A centro giorni dal suo mandato, il Commissario straordinario di Roma, Francesco Paolo Tronca, ha reso pubblico il Documento Unico di Programmazione 2016-2018. Al suo interno due paragrafi sono interamente dedicati alla cosiddetta “questione rom”, il primo tratta il dibattuto argomento relativo al “superamento dei campi”, il secondo si sofferma sulla scolarizzazione dei circa 2000 minori rom che vivono nelle baraccopoli della Capitale.

Tronca parla di una «nuova strategia» che «consiste nel superamento dei campi rom, abusivi e non, e dare la possibilità a coloro che vogliono vivere nella legalità, di intraprendere altre soluzioni abitative che costituiscano il superamento del vivere “nel villaggio”». Il messaggio, particolarmente incoraggiante, sembra porsi sul solco della Strategia Nazionale d’inclusione dei Rom, Sinti e Caminanti 2012-2020.

Campi-rom

Il Documento di Tronca, riprendendo i contenuti della Memoria della Giunta Capitolina del 27 dicembre 2013, sollecita la programmazione di interventi di integrazione di medio e lungo periodo che «promuovano il superamento della situazione emergenziale allo scopo di poter garantire situazioni di effettiva inclusione e integrazione sociale evitando l’attuazione di misure straordinarie». «L’Amministrazione Capitolina – si legge nel Documento – è chiamata ad attuare soluzioni e programmi atti a colmare i divari tra le popolazioni Rom, Sinti e Caminanti ed il resto della popolazione attraverso interventi integrati nell’ambito di politiche di inclusione sociale con particolare attenzione alle politiche generali sulla povertà, sulla salute, sull’emergenza abitativa, sulla formazione e sul lavoro anche attraverso il più ampio coinvolgimento degli organismi del terzo settore presenti nel territorio cittadino».

Nell’indicare gli obiettivi sembra che il nuovo Commissario voglia aprire un corso nuovo per iniziare, ripartendo dalle macerie prodotte da Mafia Capitale, un percorso innovativo che porti alla chiusura definitiva della triste stagione caratterizzata dalla politica dei campi, segnata dalla violazione dei diritti umani, dallo sperpero di denaro pubblico, da un variegato parterre di cooperative e associazioni alcune delle quali foraggiate grazie agli agganci nei palazzi che contano.
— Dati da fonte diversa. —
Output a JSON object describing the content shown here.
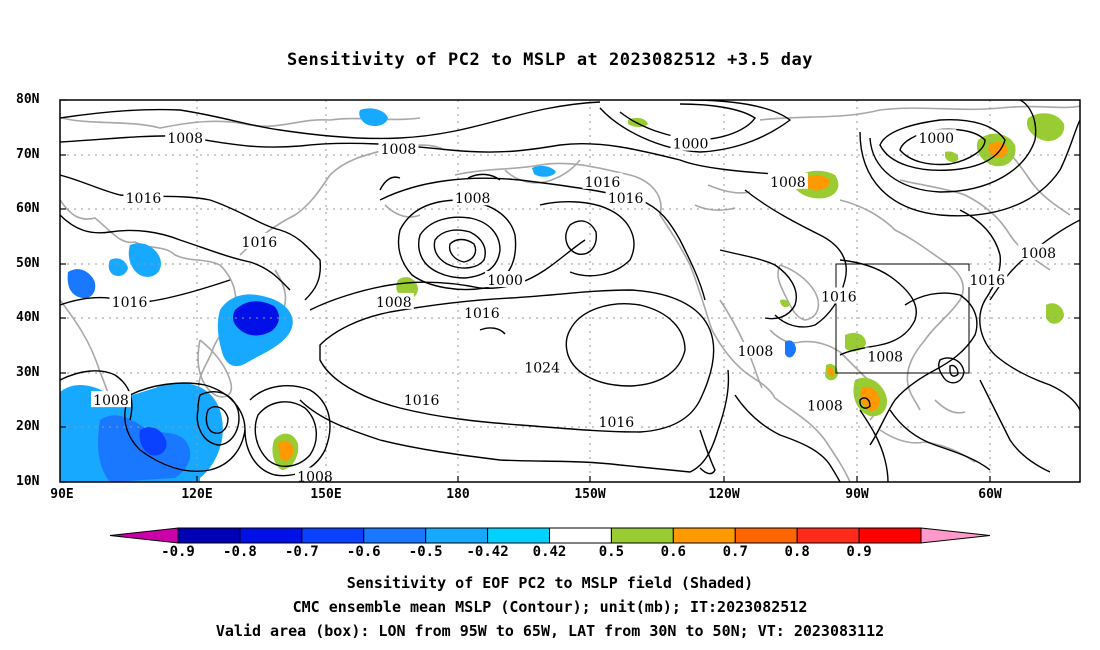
{
  "title": "Sensitivity of PC2 to MSLP at 2023082512 +3.5 day",
  "map": {
    "lat_labels": [
      "80N",
      "70N",
      "60N",
      "50N",
      "40N",
      "30N",
      "20N",
      "10N"
    ],
    "lon_labels": [
      "90E",
      "120E",
      "150E",
      "180",
      "150W",
      "120W",
      "90W",
      "60W"
    ],
    "lon_range": [
      "90E",
      "50W"
    ],
    "lat_range": [
      "10N",
      "80N"
    ],
    "box": {
      "lon_from": "95W",
      "lon_to": "65W",
      "lat_from": "30N",
      "lat_to": "50N"
    },
    "contour_labels": [
      {
        "text": "1008",
        "lon": 117,
        "lat": 73
      },
      {
        "text": "1008",
        "lon": 163,
        "lat": 71
      },
      {
        "text": "1000",
        "lon": 226,
        "lat": 72
      },
      {
        "text": "1000",
        "lon": 279,
        "lat": 73
      },
      {
        "text": "1008",
        "lon": 247,
        "lat": 65
      },
      {
        "text": "1016",
        "lon": 108,
        "lat": 62
      },
      {
        "text": "1016",
        "lon": 133,
        "lat": 54
      },
      {
        "text": "1016",
        "lon": 207,
        "lat": 65
      },
      {
        "text": "1016",
        "lon": 212,
        "lat": 62
      },
      {
        "text": "1008",
        "lon": 179,
        "lat": 62
      },
      {
        "text": "1000",
        "lon": 186,
        "lat": 47
      },
      {
        "text": "1008",
        "lon": 162,
        "lat": 43
      },
      {
        "text": "1016",
        "lon": 181,
        "lat": 41
      },
      {
        "text": "1016",
        "lon": 105,
        "lat": 43
      },
      {
        "text": "1016",
        "lon": 258,
        "lat": 44
      },
      {
        "text": "1016",
        "lon": 290,
        "lat": 47
      },
      {
        "text": "1008",
        "lon": 301,
        "lat": 52
      },
      {
        "text": "1008",
        "lon": 240,
        "lat": 34
      },
      {
        "text": "1008",
        "lon": 268,
        "lat": 33
      },
      {
        "text": "1024",
        "lon": 194,
        "lat": 31
      },
      {
        "text": "1016",
        "lon": 168,
        "lat": 25
      },
      {
        "text": "1016",
        "lon": 210,
        "lat": 21
      },
      {
        "text": "1008",
        "lon": 101,
        "lat": 25
      },
      {
        "text": "1008",
        "lon": 255,
        "lat": 24
      },
      {
        "text": "1008",
        "lon": 145,
        "lat": 11
      }
    ]
  },
  "colorbar": {
    "tick_labels": [
      "-0.9",
      "-0.8",
      "-0.7",
      "-0.6",
      "-0.5",
      "-0.42",
      "0.42",
      "0.5",
      "0.6",
      "0.7",
      "0.8",
      "0.9"
    ],
    "colors": [
      "#cc00a8",
      "#0000b4",
      "#0010e6",
      "#0a40ff",
      "#1978ff",
      "#17a8ff",
      "#00d2ff",
      "#ffffff",
      "#99cc33",
      "#ff9900",
      "#ff6600",
      "#ff2a1a",
      "#ff0000",
      "#ff99cc"
    ]
  },
  "captions": [
    "Sensitivity of EOF PC2 to MSLP field (Shaded)",
    "CMC ensemble mean MSLP (Contour); unit(mb); IT:2023082512",
    "Valid area (box): LON from 95W to 65W, LAT from 30N to 50N; VT: 2023083112"
  ]
}
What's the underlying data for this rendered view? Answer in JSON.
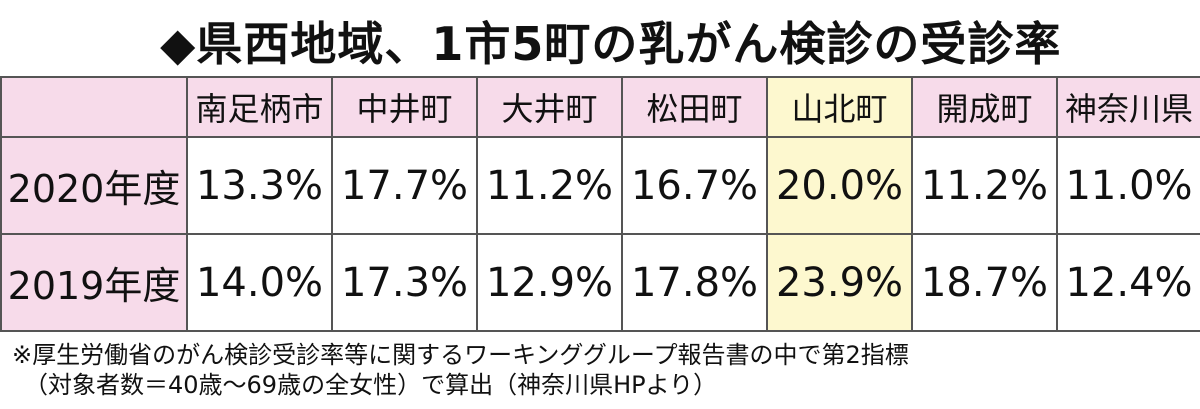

E’ sulle modalità per raggiungere gli obiettivi prefissati che il Commissario sembra ripiombare in un irreversibile ritorno al passato. Tronca non dice nulla di come chiudere i “campi”, non esplicita tempi e non presenta interventi di azione. Promette però due bandi. Il primo relativo alla «gestione sociale dei Villaggi al fine di migliorarne la progettualità di integrazione alla luce di quanto previsto dalla citata “Strategia Nazionale d’inclusione”». Il secondo che riguarda la scolarizzazione dei minori rom per la quale, per il solo anno 2016 è previsto un impegno di spesa pari a € 2.212.704,00 annuali, utili a garantire il diritto allo studio e le azioni ad esso connesse, a circa 2000 utenti in età scolare».

I due bandi rappresenterebbero un ritorno indietro a piè pari, quando, come avveniva prima dell’inchiesta Mafia Capitale, erano ben nove le organizzazioni che, spartendosi più di 4 milioni di euro annui, custodivano il “pollaio” dove “galline dalle uova d’oro” venivano accudite in un assistenzialismo sterile e complice di un sistema di discriminazione istituzionale. Oppure quando il servizio di scolarizzazione dei minori dei “campi” veniva affidato ai soliti enti ad un costo annuo superiore ai 2 milioni di euro. Servizio che, malgrado la sua ventennale attività, ha registrato numeri di iscrizioni e frequenze assolutamente indifendibili.

Insomma, Tronca sempre voler cambiare tutto per non cambiare niente.

Eppure la ricetta per un cambiamento esiste. E’ depositata in uno scaffale del Campidoglio dove giacciono le delibere di iniziativa popolare che il prossimo Consiglio Comunale sarà chiamato a discutere. E’ una delibera depositata lo scorso settembre da 9 associazioni e sottoscritta da più di 6.000 cittadini romani tra i quali, come primo firmatario, l’ex consigliere Riccardo Magi. Non si parla di bandi perché la priorità è chiudere definitivamente, e in tempi certi, la vergogna tutta romana chiamata “sistema campi” attraverso azioni chiare e la riconversione delle risorse destinate a inutili bandi per realizzare percorsi di inclusione reale che coinvolgano i rom.

Il Commissario Tronca farebbe bene a leggerla.